The Human Emperor – Capítulo 1188: ¡Las preocupaciones del ejército rebelde!

❤️📚 Descarga la app de uno nuestros lectores: lee novelas románticas en FoxyNovel. Descargar
[nightmode]
Síguenos en Facebook

Capítulo 1188: ¡Las preocupaciones del ejército rebelde!

:

:

"¡Imposible! ¡Esto no puede ser! "

En la lejana Bagdad, el califa de Arabia agarró la carta blanca como la nieve enviada por Shandar, con el rostro tan blanco y todo el cuerpo temblando.

Setecientos u ochocientos mil soldados, unos diez gobernadores, innumerables generales y los Tres Titanes de Black Radiance y Hular para supervisarlo todo; esta fue una campaña de un tamaño sin precedentes. El Califa había estado anticipando un contraataque limpio y rápido que barrería a todos los Tang y Khorasani, pero una sola tormenta de nieve había destrozado por completo sus sueños.

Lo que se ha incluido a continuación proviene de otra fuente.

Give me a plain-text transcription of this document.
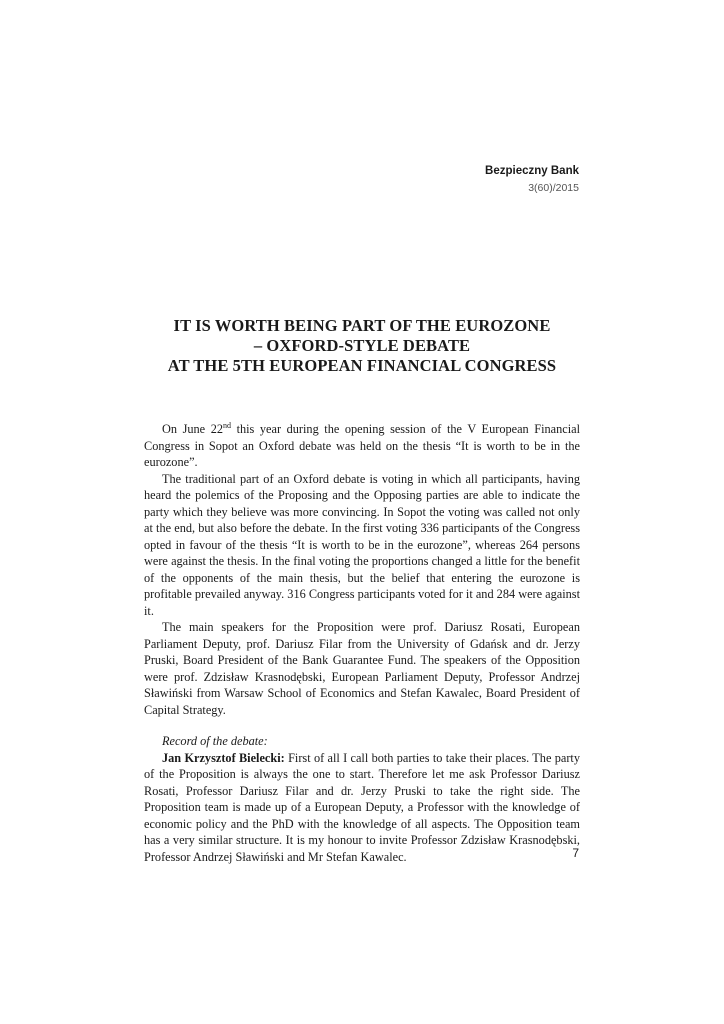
Bezpieczny Bank
3(60)/2015
IT IS WORTH BEING PART OF THE EUROZONE
– OXFORD-STYLE DEBATE
AT THE 5TH EUROPEAN FINANCIAL CONGRESS

On June 22nd this year during the opening session of the V European Financial Congress in Sopot an Oxford debate was held on the thesis “It is worth to be in the eurozone”.

The traditional part of an Oxford debate is voting in which all participants, having heard the polemics of the Proposing and the Opposing parties are able to indicate the party which they believe was more convincing. In Sopot the voting was called not only at the end, but also before the debate. In the first voting 336 participants of the Congress opted in favour of the thesis “It is worth to be in the eurozone”, whereas 264 persons were against the thesis. In the final voting the proportions changed a little for the benefit of the opponents of the main thesis, but the belief that entering the eurozone is profitable prevailed anyway. 316 Congress participants voted for it and 284 were against it.

The main speakers for the Proposition were prof. Dariusz Rosati, European Parliament Deputy, prof. Dariusz Filar from the University of Gdańsk and dr. Jerzy Pruski, Board President of the Bank Guarantee Fund. The speakers of the Opposition were prof. Zdzisław Krasnodębski, European Parliament Deputy, Professor Andrzej Sławiński from Warsaw School of Economics and Stefan Kawalec, Board President of Capital Strategy.

Record of the debate:

Jan Krzysztof Bielecki: First of all I call both parties to take their places. The party of the Proposition is always the one to start. Therefore let me ask Professor Dariusz Rosati, Professor Dariusz Filar and dr. Jerzy Pruski to take the right side. The Proposition team is made up of a European Deputy, a Professor with the knowledge of economic policy and the PhD with the knowledge of all aspects. The Opposition team has a very similar structure. It is my honour to invite Professor Zdzisław Krasnodębski, Professor Andrzej Sławiński and Mr Stefan Kawalec.	7
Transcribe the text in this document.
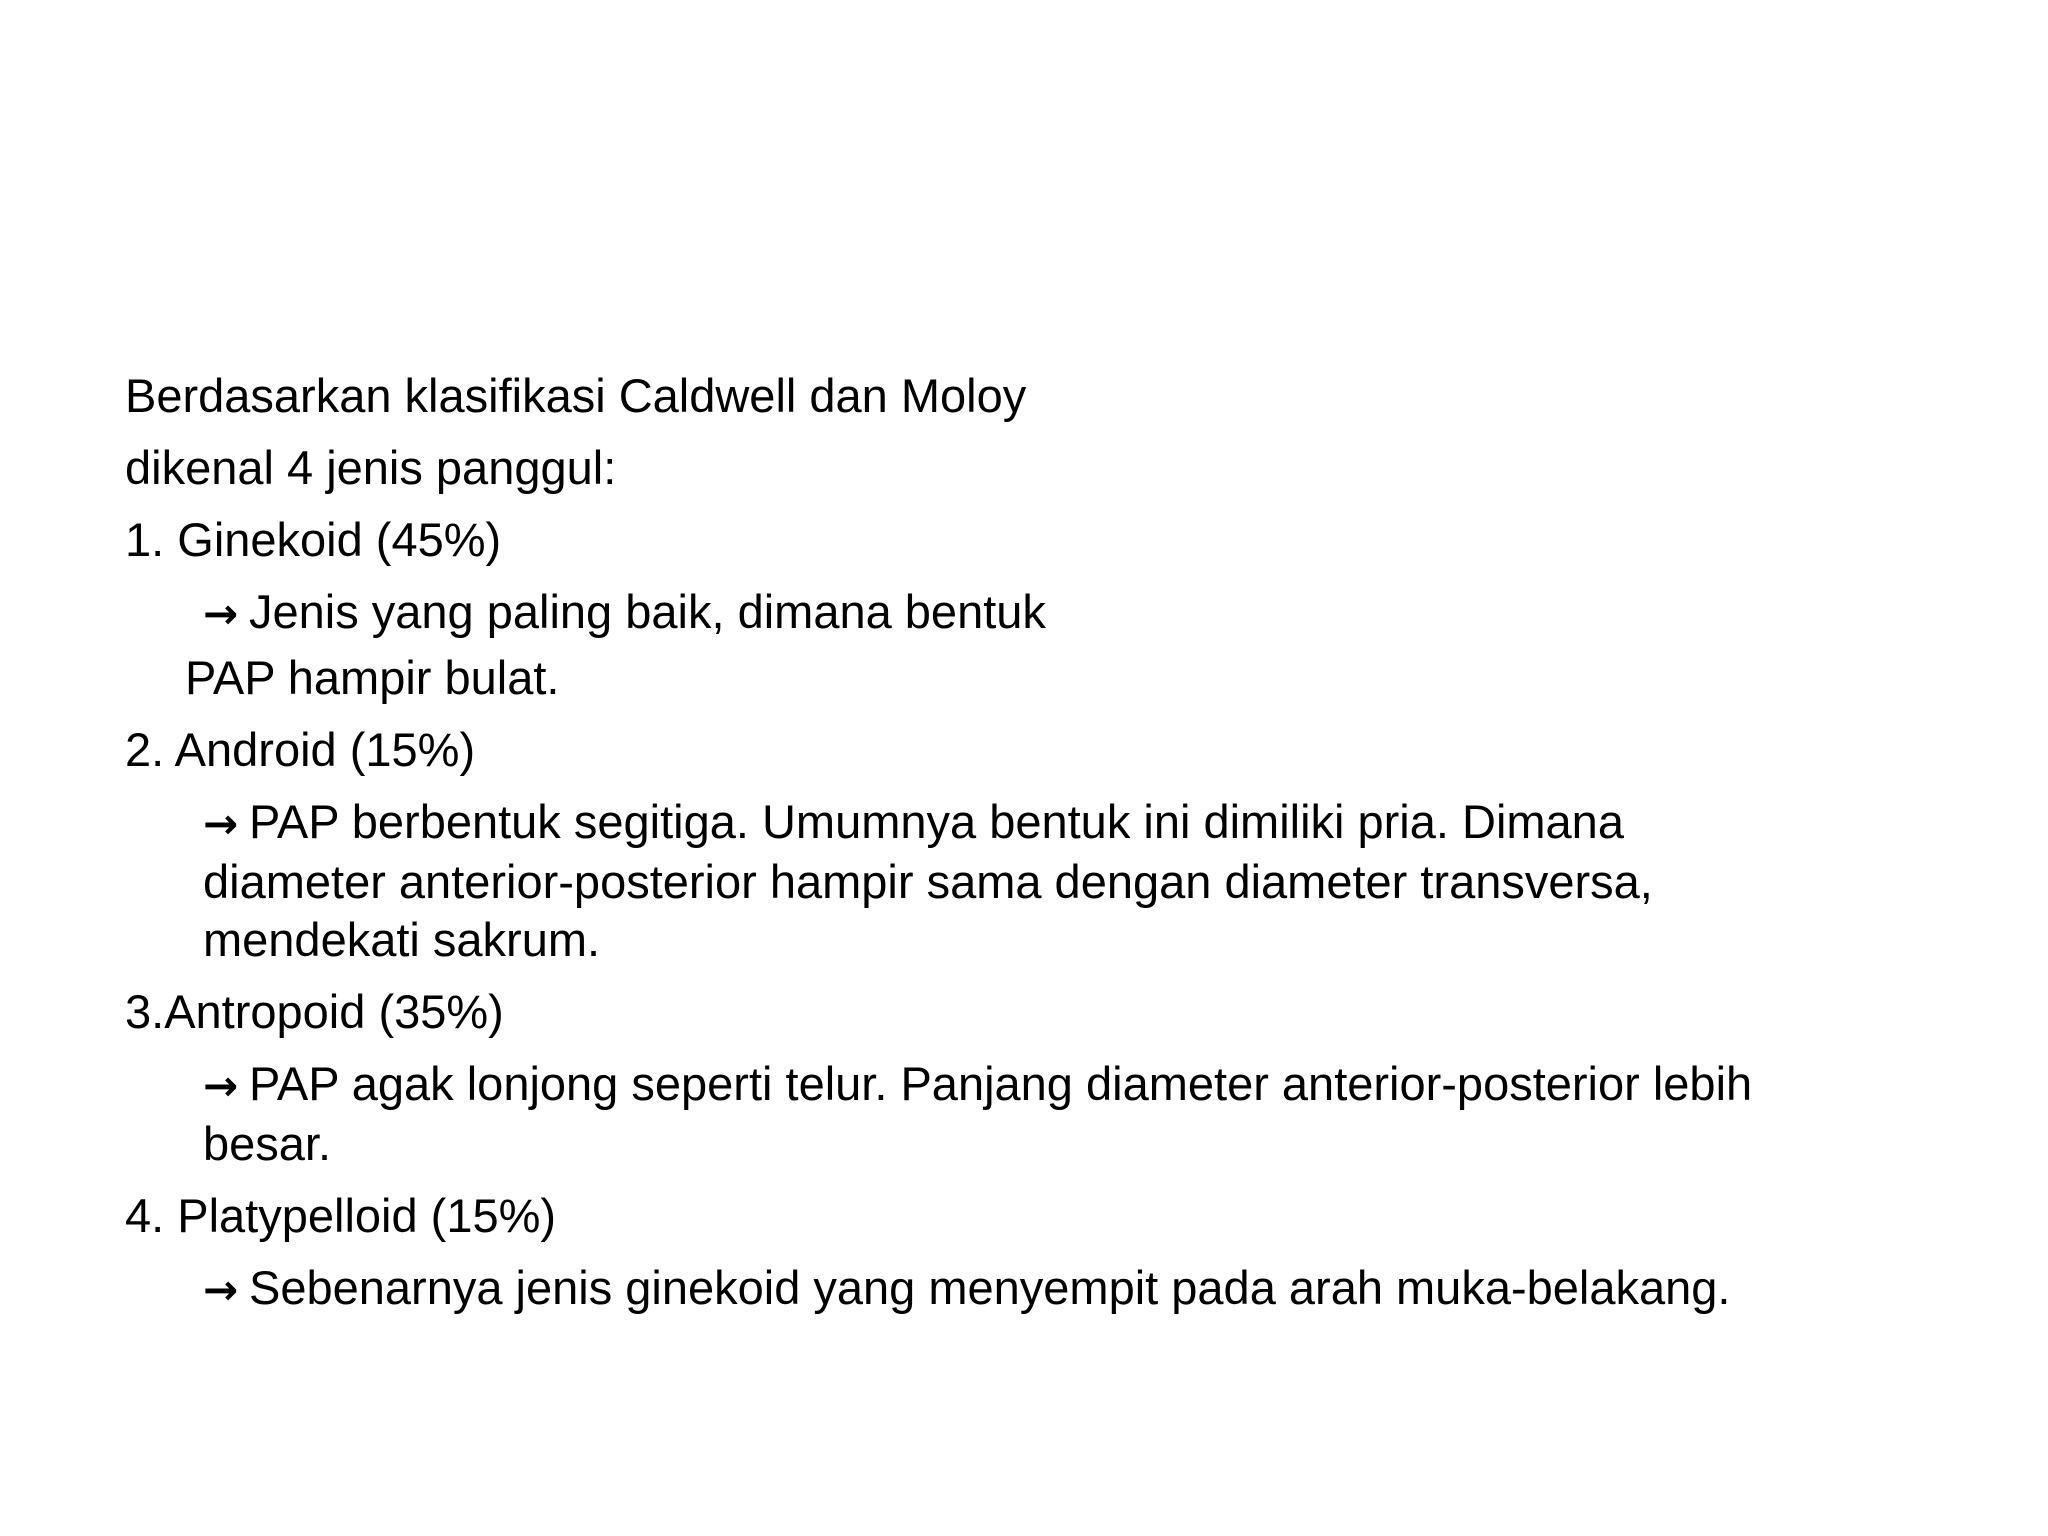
Berdasarkan klasifikasi Caldwell dan Moloy
dikenal 4 jenis panggul:
1. Ginekoid (45%)
→ Jenis yang paling baik, dimana bentuk
PAP hampir bulat.
2. Android (15%)
→ PAP berbentuk segitiga. Umumnya bentuk ini dimiliki pria. Dimana
diameter anterior-posterior hampir sama dengan diameter transversa,
mendekati sakrum.
3.Antropoid (35%)
→ PAP agak lonjong seperti telur. Panjang diameter anterior-posterior lebih
besar.
4. Platypelloid (15%)
→ Sebenarnya jenis ginekoid yang menyempit pada arah muka-belakang.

De quinientos a seiscientos mil soldados ahora estaban enterrados en la nieve, para descansar eternamente en la región entre Khorasan y Shandar, con ese lugar convirtiéndose en un infierno helado. Esta miserable derrota fue como una punta afilada que apuñaló profundamente en el corazón del Califa.

Desde el momento en que Arabia tuvo la idea de conquistar el este hasta ahora, ya había enterrado a más de un millón de soldados, tres gobernadores poderosos y el Gobernador de la Guerra Qutaybah. Ante esta derrota, incluso el Califa no pudo evitar ponerse pálido y tener dificultades para respirar.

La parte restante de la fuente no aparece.